“Smart Laser” is newly developed advanced medical technology. This technology is designed to treat musculoskeletal pain and resides in a category termed low-level laser therapy (LLLT). It is a three-module medical device. Module I has digital sensory capture features that capture data at and below the skin surface. Module I transmits captured sensory data to Module II consisting of a central processing unit (CPU). There the CPU, using proprietary bio-algorithms, calculates and generates a customized digital prescription. The digital prescription primarily uses dual energies (Dynamic Photonic and Dynamic Thermal Kinetic) blended in concert with the sensory data information. The device’s energies reside in the category of low-level laser therapy.

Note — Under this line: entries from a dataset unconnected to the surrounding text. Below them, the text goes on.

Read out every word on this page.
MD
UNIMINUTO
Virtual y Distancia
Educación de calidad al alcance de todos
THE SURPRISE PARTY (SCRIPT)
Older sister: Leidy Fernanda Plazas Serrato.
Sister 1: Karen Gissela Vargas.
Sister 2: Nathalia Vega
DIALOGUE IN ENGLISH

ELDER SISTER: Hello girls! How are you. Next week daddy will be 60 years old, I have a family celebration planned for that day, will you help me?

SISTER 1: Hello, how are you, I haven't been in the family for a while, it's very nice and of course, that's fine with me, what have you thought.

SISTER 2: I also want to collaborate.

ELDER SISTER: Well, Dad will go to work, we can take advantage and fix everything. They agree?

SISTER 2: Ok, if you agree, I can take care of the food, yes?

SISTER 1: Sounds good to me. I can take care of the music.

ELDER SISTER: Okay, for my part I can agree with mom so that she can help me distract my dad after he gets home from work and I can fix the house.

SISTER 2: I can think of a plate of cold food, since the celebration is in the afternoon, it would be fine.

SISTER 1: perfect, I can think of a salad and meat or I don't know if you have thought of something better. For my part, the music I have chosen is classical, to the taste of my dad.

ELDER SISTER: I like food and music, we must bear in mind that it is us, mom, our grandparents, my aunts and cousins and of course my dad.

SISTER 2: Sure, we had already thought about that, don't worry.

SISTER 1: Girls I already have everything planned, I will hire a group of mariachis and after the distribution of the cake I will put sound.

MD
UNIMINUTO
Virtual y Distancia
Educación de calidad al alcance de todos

The Dynamic Photonic Energy utilizes photons that cover a wide spectrum of wavelengths residing in both the visible and invisible categories. This digital prescription has multiple parameters that can change thousands of times a second. The customized digital prescription is delivered to the body surface by Module III, the Therapeutic Module. The curvilinear surface of this module, also using proprietary algorithms, delivers the customized digital prescription at the skin surface. Because of the characteristics of this digital prescription, the therapy tends to overcome adaptation (tachyphylaxis), which is the body’s natural mechanism to blunt the response to repeated stimuli. This is a feature that contributes to successful treatment outcomes in this setting. Additionally, this device has the capacity to reduce inflammation and carries the tag, “Digital Anti-inflammatory® Medical Device.”
This “Smart Laser” Device Is Marketed under the Brand Name Willow Curve®
A controlled, double blind, randomized medical study confirmed its efficacy. Physicians and patients observe and report favorable responses using the Curve in over 90% of treatments. These favorable responses include pain relief, reduced stiffness and muscle spasm, increased mobility, enhanced performance, and faster return to activities. To date, there have been over one million treatments administered by over 50,000 patients with no adverse side effects when properly using the device. This is not surprising given that the safety of LLLT is well-established. Indeed, with diodes such as those imbedded in the Willow Curve, the photonic power is lower than that needed to produce anything more than safe minimal heating of tissue.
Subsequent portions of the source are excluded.